The DX AI Measurement Framework (published by vendor DX but structured as an industry standard) identifies this directly:
Code generated by AI may be less intuitive for human developers to understand, potentially creating bottlenecks when issues arise or modifications are needed.
This is why productivity hasn’t jumped. Developers might write code faster with AI, but they end up spending the same time checking, fixing, and making sense of what AI produces. In the end, the overall development cycle doesn’t get any shorter.
Sonar’s research confirms the pattern at scale: 42% of committed code now includes AI assistance, yet 96% of developers say they don’t fully trust AI-generated code. And this is exactly what we see: output is everywhere, but the confidence in it is not.
Why productivity has stalled?
That 10% productivity bump comes down to a workflow mismatch.
Teams started using AI to write code faster, but didn’t adjust how they review, test, or integrate it.

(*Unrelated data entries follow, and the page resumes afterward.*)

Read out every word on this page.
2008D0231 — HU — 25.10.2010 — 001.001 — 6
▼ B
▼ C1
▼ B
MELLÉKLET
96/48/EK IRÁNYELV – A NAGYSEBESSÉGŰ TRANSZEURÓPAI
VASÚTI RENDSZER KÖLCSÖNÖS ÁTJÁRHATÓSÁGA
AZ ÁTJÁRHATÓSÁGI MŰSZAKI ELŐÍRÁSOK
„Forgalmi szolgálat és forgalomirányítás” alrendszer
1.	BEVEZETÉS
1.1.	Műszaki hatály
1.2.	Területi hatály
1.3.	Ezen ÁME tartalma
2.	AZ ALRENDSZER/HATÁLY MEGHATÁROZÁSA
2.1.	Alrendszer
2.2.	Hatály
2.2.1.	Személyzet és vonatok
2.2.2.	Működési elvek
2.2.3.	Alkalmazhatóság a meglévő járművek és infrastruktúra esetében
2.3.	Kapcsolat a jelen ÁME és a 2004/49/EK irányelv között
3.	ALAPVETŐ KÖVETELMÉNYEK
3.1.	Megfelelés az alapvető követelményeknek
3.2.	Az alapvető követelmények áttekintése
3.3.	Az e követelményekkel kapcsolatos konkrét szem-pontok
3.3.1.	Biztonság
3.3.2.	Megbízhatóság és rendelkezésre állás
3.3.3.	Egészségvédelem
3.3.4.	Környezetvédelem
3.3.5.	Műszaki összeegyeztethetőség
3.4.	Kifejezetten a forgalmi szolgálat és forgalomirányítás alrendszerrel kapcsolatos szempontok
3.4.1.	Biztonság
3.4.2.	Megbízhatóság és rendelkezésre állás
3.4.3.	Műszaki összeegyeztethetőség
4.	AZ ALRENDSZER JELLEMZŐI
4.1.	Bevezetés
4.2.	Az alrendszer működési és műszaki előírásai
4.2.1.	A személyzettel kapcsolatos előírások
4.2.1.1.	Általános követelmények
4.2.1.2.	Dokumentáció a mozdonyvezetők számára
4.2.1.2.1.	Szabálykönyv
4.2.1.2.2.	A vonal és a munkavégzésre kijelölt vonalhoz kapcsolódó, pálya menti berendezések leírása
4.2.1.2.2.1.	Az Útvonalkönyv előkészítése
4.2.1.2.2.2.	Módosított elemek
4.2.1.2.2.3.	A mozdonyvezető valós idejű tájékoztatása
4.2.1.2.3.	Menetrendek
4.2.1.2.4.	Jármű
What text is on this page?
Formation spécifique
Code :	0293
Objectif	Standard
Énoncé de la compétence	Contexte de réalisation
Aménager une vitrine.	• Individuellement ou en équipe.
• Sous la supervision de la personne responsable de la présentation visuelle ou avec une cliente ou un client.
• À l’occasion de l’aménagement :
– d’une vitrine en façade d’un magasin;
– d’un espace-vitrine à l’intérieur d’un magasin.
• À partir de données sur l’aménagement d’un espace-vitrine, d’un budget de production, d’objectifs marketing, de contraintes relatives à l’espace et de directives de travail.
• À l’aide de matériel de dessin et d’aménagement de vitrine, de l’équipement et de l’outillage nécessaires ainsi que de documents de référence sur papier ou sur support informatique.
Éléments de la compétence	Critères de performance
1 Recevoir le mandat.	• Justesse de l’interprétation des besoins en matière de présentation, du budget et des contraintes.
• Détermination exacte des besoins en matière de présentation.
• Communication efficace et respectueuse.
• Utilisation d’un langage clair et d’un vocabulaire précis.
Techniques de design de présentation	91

In other words, writing got quicker, but everything that comes after stayed just as slow.
The DX research notes a broader context relevant here: most organizations see their biggest bottlenecks not in code generation, but:
In the outer loop, or in human factors like collaboration, alignment, and the ability to do deep, focused work.
AI addresses one specific problem, and that’s code-writing speed. But, as we can see, the overall development cycle has other constraints.
Teams that actually see productivity gains from AI usually do two things: they figure out exactly where AI adds value, and they tweak their workflows to make the most of it. Teams that just deploy AI without changing how they work? They get adoption, but no real boost in productivity.
The 10% productivity ceiling sticks because the time spent validating AI-written code cancels out the speed gains. Most teams focus on writing faster, but few have optimized for faster validation.
It’s an obvious obstacle, but maybe also an opportunity.